Selasa, 10 Desember 2013

FOKE, JOKOWI DAN CERMIN POLITIK INDONESIA


 Catatan, 18 Juli 2012    


     Kali ini saya benar-benar hanya bisa memberikan catatan tentang dinamika berjalannya Pemilihan Kepala Daerah DKI Jakarta. Walau Kartu Tanda Pemilih sampai dikediaman, tetapi karena sedang dirawat di sebuah Rumah Sakit diluar Jakarta, saya dan istri tidak bisa ikut pesta demokrasi itu. Tentu saya harus mohon maaf khususnya kepada para kandidat yang telah memeras segala energinya, mencoba menjadi penyelamat pembangunan ibukota negara Indonesia, Jakarta. 
    Secara umum kita harus memberikan apresiasi dan mengangkat topi tinggi-tinggi kepada para kandidat atas kesediaannya berkompetisi untuk menjadi pemimpin Jakarta ini. Saya mungkin orang yang akan mengangkat topi paling tinggi untuk itu. Karena siapapun memahami bahwa persoalan yang ada di ibukota ini luar biasa kompleksnya. Bila membangun kota ini bagaikan membuat kain tenun, rasanya tidak akan terbuat selembarpun. Saat mengamati seorang ibu tua menenun kain di pulau Nusa Penida Bali, ternyata pekerjaan rumit pertama yang harus dilakukan adalah menata ratusan benang sebagai motif dasar dengan jarak dan panjang yang beraturan dan sangat rapi. Setelah itu dikaitkanlah berbagai benang berwarna-warni yang pada akhirnya akan menghiasi keindahan corak kain tenun yang dihasilkan. Ketika saya tanya, bagaimana apabila saat mengatur benang-benang diawal tadi keliru? Sang ibu menjawab singkat, ya tidak bisa, dan harus ditata ulang dari awal. 
    
     Bagaimana dengan menenun kota Jakarta? Apakah benang-benang perencanaan awal telah ditata dengan benar dan rapi? Sampai pertanyaan awal ini saja mungkin kita sudah akan berdebat tanpa ada titik temu yang memuaskan semua pihak. Padahal apakah itu banjir, kemacetan, keamanan, ketertiban dan sebagainya, sebenarnya hanyalah hiasan kain tenun yang akan dihasilkan nanti. Karena banjir, macet, ketidak amanan, pasti terjadi karena hal dasar diatasnya yang tidak sempurna. Kita berikan salah satu contoh persoalan utama yang sudah menjadi keseharian di Jakarta mungkin sejak berpuluh tahun yang lalu. 
Yaitu tentang ijin tata guna atau peruntukan lahan. Gagasan menetapkan daerah peruntukan dari dulu hanyalah pepesan kosong belaka.
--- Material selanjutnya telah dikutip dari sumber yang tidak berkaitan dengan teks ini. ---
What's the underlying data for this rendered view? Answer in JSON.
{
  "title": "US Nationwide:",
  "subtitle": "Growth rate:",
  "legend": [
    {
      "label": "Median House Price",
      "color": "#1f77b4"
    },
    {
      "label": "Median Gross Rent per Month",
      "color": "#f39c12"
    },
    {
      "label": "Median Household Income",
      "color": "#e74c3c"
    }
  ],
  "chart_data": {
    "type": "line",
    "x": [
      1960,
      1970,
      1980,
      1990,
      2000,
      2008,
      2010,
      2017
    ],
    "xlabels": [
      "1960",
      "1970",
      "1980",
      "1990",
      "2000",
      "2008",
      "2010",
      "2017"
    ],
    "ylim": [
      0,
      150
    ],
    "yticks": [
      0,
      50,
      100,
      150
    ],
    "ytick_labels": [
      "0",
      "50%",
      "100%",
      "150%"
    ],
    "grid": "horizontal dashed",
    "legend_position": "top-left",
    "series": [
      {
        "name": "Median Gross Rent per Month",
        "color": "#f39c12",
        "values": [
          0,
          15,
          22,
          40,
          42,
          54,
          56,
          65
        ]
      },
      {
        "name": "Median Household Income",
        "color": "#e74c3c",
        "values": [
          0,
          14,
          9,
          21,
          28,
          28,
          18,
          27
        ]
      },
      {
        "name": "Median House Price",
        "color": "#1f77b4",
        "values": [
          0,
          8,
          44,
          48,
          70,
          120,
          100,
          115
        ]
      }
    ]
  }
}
Papan peringatan dengan symbol Pemerintah Daerah yang bertuliskan “Tidak boleh membuka Usaha didaerah perumahan”, hanya jadi papan tempat anak-anak iseng mencoretkan cat semprotnya saja. Akibatnya tidak perlu ditanya lagi. Sampah rumah tangga menjadi satu dengan perkantoran. Lalu lintas masyarakat pulang kerja bercampur menjadi satu dengan masyarakat yang berangkat kerja. Atau dengan kata lain, setiap saat ada lalulintas pulang dan pergi kerja. 
Belum lagi hoby gali lobang tutup lobang hampir disetiap jalan yang ada. Bercampurnya berbagai kegiatan itupun hampir pasti berpengaruh pada sisi ketertiban dan kemanan lingkungan. Dilingkungan saya saja yang kebetulan berada dijalan buntu, masih saja ada tetangga mendapatkan ijin membuka kantor. Bukan saja terganggu oleh berisiknya para pegawai yang hampir setiap malam lembur, namun terkadang masuk rumah untuk istirahatpun terganggu oleh banyaknya kendaraan yang terparkir. Mungkin tidak salah kalau ada yang mengatakan bahwa Jakarta sudah salah sejak lahir. Benang-benang dasar yang seharusnya ditata rapi sebelum ditenun, sudah terlanjur kusut dan semrawut. 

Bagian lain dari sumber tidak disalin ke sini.